The paper by Mekeel and colleagues22 in this issue of Liver Transplantation adds 3 cases to the growing, but limited, experience with liver transplantation in selected patients with SCD and liver failure.22 Nine cases have been reported previously.23-30 The collective experience includes 7 adults and 5 children with the spectrum of liver diseases that occur in patients with SCD (ASHC, SCIC, chronic hepatitis, cirrhosis, and iron overload) and one case of sclerosing cholangitis. The experience to date suggests that liver transplantation is a feasible option for patients with SCD and liver failure but is fraught with challenges. Chief among the potential complications is the high rate of vascular thrombosis (including graft thrombosis, stroke, and pulmonary embolism) and immunosuppression-related infections. Although no episodes of vascular thrombosis occurred in the 3 patients described by Mekeel and colleagues22 and an aggressive blood transfusion strategy has been reported to reduce the risk of postoperative complications after nontransplant surgery, graft failure from vascular thrombosis may occur after liver transplantation despite an aggressive transfusion regimen.14, 26, 31 Moreover, multiple transfusions increase the risk of infectious complications in these patients. The overall mortality rate associated with liver transplantation in patients with SCD has been approximately 60%, with no difference between adults and children.

Most disappointingly, patients with SCD who survive liver transplantation continue to experience the often painful consequences of the disease, including vaso-occlusive crises. In one of the patients reported in this series,22 recurring painful crises led to narcotic addiction and depression. The course of the disease does not appear to be affected by liver transplantation, and sickle cell hepatopathy, iron overload, and hepatitis C may recur in the graft.

Still, all 3 patients reported by Mekeel and colleagues22 survived for more than 5 years (one patient died 6 years after transplantation from a subdural hematoma after a seizure attributed to cerebral infarction), and the quality of their lives appears to have been no worse that that of nontransplanted patients with SCD. When indicated, liver transplantation is an option for patients with sickle cell hepatopathy. It would appear that candidates are patients in whom liver failure is the sole or predominant threat to survival and in whom dysfunction of other major organs, such as the heart, is absent.

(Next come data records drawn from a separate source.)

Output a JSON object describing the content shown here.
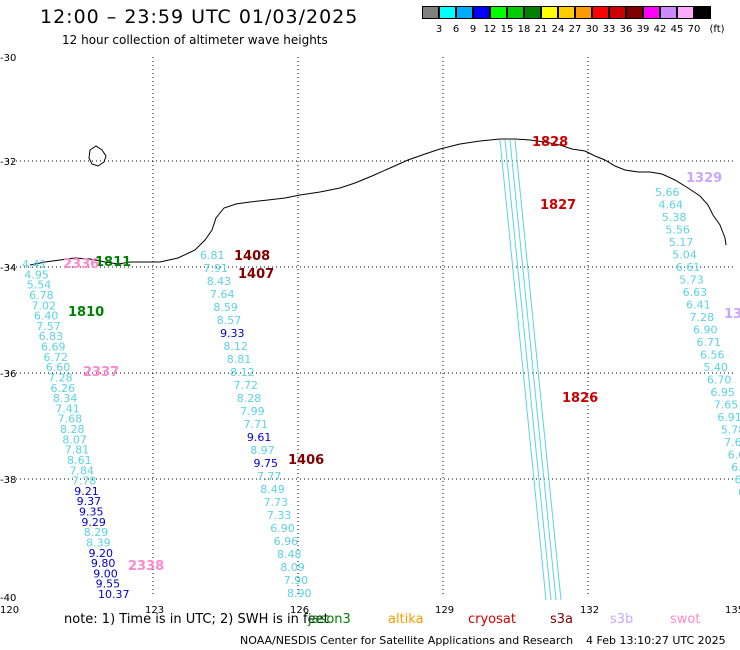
{
  "header": {
    "title": "12:00 – 23:59 UTC 01/03/2025",
    "subtitle": "12 hour collection of altimeter wave heights"
  },
  "colorbar": {
    "labels": [
      "3",
      "6",
      "9",
      "12",
      "15",
      "18",
      "21",
      "24",
      "27",
      "30",
      "33",
      "36",
      "39",
      "42",
      "45",
      "70"
    ],
    "unit": "(ft)",
    "colors": [
      "#808080",
      "#00ffff",
      "#00aaff",
      "#0000ff",
      "#00ff00",
      "#00cc00",
      "#008000",
      "#ffff00",
      "#ffcc00",
      "#ff9900",
      "#ff0000",
      "#cc0000",
      "#800000",
      "#ff00ff",
      "#cc88ff",
      "#ffaaff",
      "#000000"
    ]
  },
  "axes": {
    "lat_labels": [
      "-30",
      "-32",
      "-34",
      "-36",
      "-38",
      "-40"
    ],
    "lon_labels": [
      "120",
      "123",
      "126",
      "129",
      "132",
      "135"
    ]
  },
  "tracks": [
    {
      "id": "t1810",
      "color": "#5bd3e3",
      "values": [
        "4.41",
        "4.95",
        "5.54",
        "6.78",
        "7.02",
        "6.40",
        "7.57",
        "6.83",
        "6.69",
        "6.72",
        "6.60",
        "7.28",
        "6.26",
        "8.34",
        "7.41",
        "7.68",
        "8.28",
        "8.07",
        "7.81",
        "8.61",
        "7.84",
        "7.78",
        "9.21",
        "9.37",
        "9.35",
        "9.29",
        "8.29",
        "8.39",
        "9.20",
        "9.80",
        "9.00",
        "9.55",
        "10.37"
      ]
    },
    {
      "id": "t1408",
      "color": "#5bd3e3",
      "values": [
        "6.81",
        "7.91",
        "8.43",
        "7.64",
        "8.59",
        "8.57",
        "9.33",
        "8.12",
        "8.81",
        "8.12",
        "7.72",
        "8.28",
        "7.99",
        "7.71",
        "9.61",
        "8.97",
        "9.75",
        "7.77",
        "8.49",
        "7.73",
        "7.33",
        "6.90",
        "6.96",
        "8.48",
        "8.09",
        "7.90",
        "8.90"
      ]
    },
    {
      "id": "t1327",
      "color": "#5bd3e3",
      "values": [
        "5.66",
        "4.64",
        "5.38",
        "5.56",
        "5.17",
        "5.04",
        "6.61",
        "5.73",
        "6.63",
        "6.41",
        "7.28",
        "6.90",
        "6.71",
        "6.56",
        "5.40",
        "6.70",
        "6.95",
        "7.65",
        "6.91",
        "5.78",
        "7.6",
        "6.6",
        "6.8",
        "6.5",
        "6."
      ]
    }
  ],
  "time_labels": [
    {
      "text": "1811",
      "color": "#008000"
    },
    {
      "text": "2336",
      "color": "#ff88cc"
    },
    {
      "text": "1810",
      "color": "#008000"
    },
    {
      "text": "2337",
      "color": "#ff88cc"
    },
    {
      "text": "2338",
      "color": "#ff88cc"
    },
    {
      "text": "1408",
      "color": "#800000"
    },
    {
      "text": "1407",
      "color": "#800000"
    },
    {
      "text": "1406",
      "color": "#800000"
    },
    {
      "text": "1828",
      "color": "#cc0000"
    },
    {
      "text": "1827",
      "color": "#cc0000"
    },
    {
      "text": "1826",
      "color": "#cc0000"
    },
    {
      "text": "1329",
      "color": "#c8a8ff"
    },
    {
      "text": "13",
      "color": "#c8a8ff"
    }
  ],
  "footer": {
    "note": "note: 1) Time is in UTC; 2) SWH is in feet",
    "missions": [
      {
        "name": "jason3",
        "color": "#008000"
      },
      {
        "name": "altika",
        "color": "#ff9900"
      },
      {
        "name": "cryosat",
        "color": "#cc0000"
      },
      {
        "name": "s3a",
        "color": "#800000"
      },
      {
        "name": "s3b",
        "color": "#c8a8ff"
      },
      {
        "name": "swot",
        "color": "#ff88cc"
      }
    ],
    "credit": "NOAA/NESDIS Center for Satellite Applications and Research",
    "timestamp": "4 Feb 13:10:27 UTC 2025"
  }
}
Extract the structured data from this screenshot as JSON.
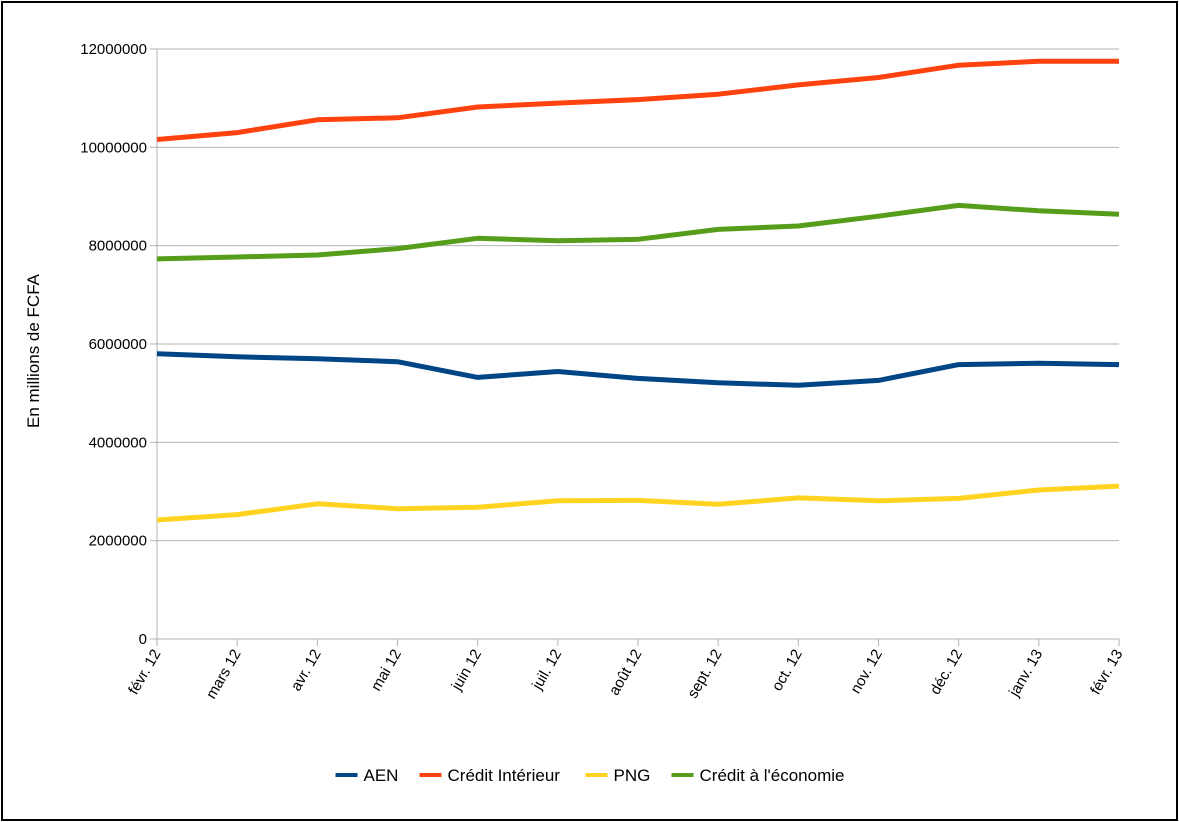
{
  "chart_data": {
    "type": "line",
    "ylabel": "En millions de FCFA",
    "ylim": [
      0,
      12000000
    ],
    "yticks": [
      0,
      2000000,
      4000000,
      6000000,
      8000000,
      10000000,
      12000000
    ],
    "ytick_labels": [
      "0",
      "2000000",
      "4000000",
      "6000000",
      "8000000",
      "10000000",
      "12000000"
    ],
    "grid": "horizontal",
    "legend": "bottom",
    "categories": [
      "févr. 12",
      "mars 12",
      "avr. 12",
      "mai 12",
      "juin 12",
      "juil. 12",
      "août 12",
      "sept. 12",
      "oct. 12",
      "nov. 12",
      "déc. 12",
      "janv. 13",
      "févr. 13"
    ],
    "series": [
      {
        "name": "AEN",
        "color": "#004586",
        "values": [
          5800000,
          5740000,
          5700000,
          5640000,
          5320000,
          5440000,
          5300000,
          5210000,
          5160000,
          5260000,
          5580000,
          5610000,
          5580000
        ]
      },
      {
        "name": "Crédit Intérieur",
        "color": "#ff420e",
        "values": [
          10160000,
          10300000,
          10560000,
          10600000,
          10820000,
          10900000,
          10970000,
          11080000,
          11270000,
          11420000,
          11670000,
          11750000,
          11750000
        ]
      },
      {
        "name": "PNG",
        "color": "#ffd320",
        "values": [
          2420000,
          2530000,
          2750000,
          2650000,
          2680000,
          2810000,
          2820000,
          2740000,
          2870000,
          2810000,
          2860000,
          3030000,
          3110000
        ]
      },
      {
        "name": "Crédit à l'économie",
        "color": "#579d1c",
        "values": [
          7730000,
          7770000,
          7810000,
          7940000,
          8150000,
          8100000,
          8130000,
          8330000,
          8400000,
          8600000,
          8820000,
          8710000,
          8640000
        ]
      }
    ]
  }
}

Experience with liver transplantation in patients with SCD is likely to accrue slowly, and many questions will remain for a long time. Among these questions are the benefits of aggressive blood transfusions and exchange transfusion in the transplant setting; the effectiveness of therapeutic measures in reducing the risk of vascular thrombosis; and the place of living donor liver transplantation in this population (for whom the donor is likely to have sickle trait) and the role, if any, of combined bone marrow and liver transplantation. (Although bone marrow transplantation can cure SCD, it has rarely been performed for SCD because of the variable natural history of the disease.) Incremental progress will depend on the willingness of transplant programs to report cases and small case series in the literature, regardless of outcome. An international registry would be helpful.